Wertham'in metodolojisinin sağlıklı olduğunu söyleyebilmek mümkün değildir. Onun mantığına gore, suçlular çizgi roman okudukları için suç işlemektedir. Birçok çizgi romandan yapılan alıntı ve karelerle, suç dosyaları yan yana getirilmektedir. Sonuçlar çizgi romanın genel içeriğiyle ilgili bir kanıt olarak gösterilecektir. Kitabın söylemi, açıkça sansasyoneldir; siyasal romantizme yakın aşırı bir dramatizasyonla ilgi çekmekledir. Bölüm başlıkları bu sansasyon mantığıyla oluşturulmuştur: "Bir Seks Manyağı Olmak istiyorum", "Tümsekler ve Kabartılar" vs. Wertham, çalışmalarını savunurken de benzer dili ve sansasyonel tutumunu sürdürecektir. Çeşitli meslektaşları tarafından, çalışmasından yola çıkılarak çizgi romanlan yıkıcı bir etkisi olduğunun mümkün olmadığı iddia edilse de, Wertham onları ya küçümseyecek ya da "avukatlık" yapmakla suçlayacaktır.

Polemikçiliği bir tarafa bırakılırsa, Wertham'in ısrarla vurguladığı yasaklamacı olmadığıdır. Asıl amacının neyin yetişkinler ve çocuklar için olduğuna dair kuralların düzenlenmesi olduğunu belirtecektir: "Suç çizgi romanlarının 15 yaşından küçük çocuklara satışının ve sergilenmesinin yasaklanmasını öneriyorum."

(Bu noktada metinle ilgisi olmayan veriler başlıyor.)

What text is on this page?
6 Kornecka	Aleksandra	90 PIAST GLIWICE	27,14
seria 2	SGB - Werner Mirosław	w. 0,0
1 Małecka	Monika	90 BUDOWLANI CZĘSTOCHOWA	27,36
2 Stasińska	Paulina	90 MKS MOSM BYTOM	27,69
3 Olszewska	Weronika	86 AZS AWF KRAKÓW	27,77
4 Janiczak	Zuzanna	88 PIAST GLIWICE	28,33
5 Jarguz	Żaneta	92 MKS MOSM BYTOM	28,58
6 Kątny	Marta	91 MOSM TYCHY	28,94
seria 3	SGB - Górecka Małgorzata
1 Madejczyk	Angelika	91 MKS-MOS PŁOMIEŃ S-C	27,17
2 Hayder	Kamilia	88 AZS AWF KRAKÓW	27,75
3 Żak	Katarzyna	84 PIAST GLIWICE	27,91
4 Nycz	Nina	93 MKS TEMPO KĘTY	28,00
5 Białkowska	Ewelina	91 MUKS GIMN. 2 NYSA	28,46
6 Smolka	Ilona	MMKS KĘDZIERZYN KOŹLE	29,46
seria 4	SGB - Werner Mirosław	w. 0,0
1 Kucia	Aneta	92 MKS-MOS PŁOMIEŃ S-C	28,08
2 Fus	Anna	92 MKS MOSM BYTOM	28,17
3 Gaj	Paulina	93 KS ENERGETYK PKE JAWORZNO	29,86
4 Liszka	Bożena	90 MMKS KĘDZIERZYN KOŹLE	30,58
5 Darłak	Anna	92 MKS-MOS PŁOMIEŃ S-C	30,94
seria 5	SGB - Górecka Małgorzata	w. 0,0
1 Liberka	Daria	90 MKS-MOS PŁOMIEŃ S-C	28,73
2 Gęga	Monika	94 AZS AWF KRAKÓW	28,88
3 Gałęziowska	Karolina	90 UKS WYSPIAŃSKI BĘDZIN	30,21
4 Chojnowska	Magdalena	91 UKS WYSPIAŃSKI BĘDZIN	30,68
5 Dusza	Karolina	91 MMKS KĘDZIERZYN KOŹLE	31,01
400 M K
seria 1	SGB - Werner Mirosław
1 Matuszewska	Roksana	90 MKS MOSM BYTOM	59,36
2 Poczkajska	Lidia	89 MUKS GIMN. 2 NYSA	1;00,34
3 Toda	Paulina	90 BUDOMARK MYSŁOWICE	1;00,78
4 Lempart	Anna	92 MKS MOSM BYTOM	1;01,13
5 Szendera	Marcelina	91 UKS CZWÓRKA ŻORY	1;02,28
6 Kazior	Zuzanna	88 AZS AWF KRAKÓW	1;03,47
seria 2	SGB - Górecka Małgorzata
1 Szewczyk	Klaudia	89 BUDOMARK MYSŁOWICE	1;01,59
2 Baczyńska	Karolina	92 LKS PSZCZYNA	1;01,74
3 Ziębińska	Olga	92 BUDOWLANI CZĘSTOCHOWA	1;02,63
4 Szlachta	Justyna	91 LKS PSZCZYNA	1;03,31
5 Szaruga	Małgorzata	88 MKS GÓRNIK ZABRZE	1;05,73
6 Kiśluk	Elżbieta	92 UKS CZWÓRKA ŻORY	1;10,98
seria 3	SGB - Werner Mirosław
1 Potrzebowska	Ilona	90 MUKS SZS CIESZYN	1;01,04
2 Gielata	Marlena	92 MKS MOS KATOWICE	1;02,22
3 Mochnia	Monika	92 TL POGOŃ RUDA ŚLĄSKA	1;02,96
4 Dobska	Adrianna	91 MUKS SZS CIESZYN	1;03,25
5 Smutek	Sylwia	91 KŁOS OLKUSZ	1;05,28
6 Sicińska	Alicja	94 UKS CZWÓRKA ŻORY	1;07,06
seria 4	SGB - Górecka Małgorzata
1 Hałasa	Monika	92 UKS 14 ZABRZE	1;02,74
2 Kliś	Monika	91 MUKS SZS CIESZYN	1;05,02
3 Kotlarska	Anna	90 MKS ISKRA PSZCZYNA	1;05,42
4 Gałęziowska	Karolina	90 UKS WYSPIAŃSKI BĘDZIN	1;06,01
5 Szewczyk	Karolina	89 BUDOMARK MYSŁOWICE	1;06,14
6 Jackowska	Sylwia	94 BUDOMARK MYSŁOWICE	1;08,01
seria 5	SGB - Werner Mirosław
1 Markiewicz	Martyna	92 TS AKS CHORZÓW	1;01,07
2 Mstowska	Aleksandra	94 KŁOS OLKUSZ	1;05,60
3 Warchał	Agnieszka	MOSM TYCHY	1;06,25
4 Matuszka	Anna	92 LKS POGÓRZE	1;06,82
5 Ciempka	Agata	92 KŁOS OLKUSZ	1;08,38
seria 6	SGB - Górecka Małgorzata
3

Kitap, büyük bir ilgiyle karşılaşınca Wertham'i ve yazdıklarını aşacak düzeyde çizgi roman karşıtı bir kampanyaya dönüşecektir. Amerikan Senatosu'nda konuyla ilgili özel bir soruşturma açılacak, birçok yayıncı, çizer, pedagog ve psikiyatristin fikirleri alınacaktır. Bu soruşturmanın temelinde, Amerikan Senatosu'nun Wertham'ın endişelerini paylaşıyor olması yatmaktadır. Çizgi roman satışlarının hızlı artışı, hükümetin kontrol etme arzusunu beslemektedir. Çizgi romanların devlet ve düzeni yıkıcı fikirlerin yayıcısı saymak, bu yaygınlaşmaya karşı durmayı zorunlu kılmaktadır. Ağırlıklı olarak, geleceğe yönelik bir endişe olduğu da açıktır: çocuklar, oy vermez ya da devrim yapmazlar çünkü (Sabin, 1993: 159). Öte yandan, Senato'nun açtığı soruşturmanın McCarthy Dönemi'nin benzer uygulamalarından biri olduğu da söylenebilir. Wertham'ın görüşlerine karşı çıkan EC yayıncısı ve üreticilerinin Amerika için sol sayılabilecek politik fikirleri olduğu da açıktır. Dönemin hezeyan dolu söylemleri düşünülürse, iktidarın çizgi romanların "kontrol edilemez" bir biçime dönüşmesinden çekindiği de anlaşılabilir.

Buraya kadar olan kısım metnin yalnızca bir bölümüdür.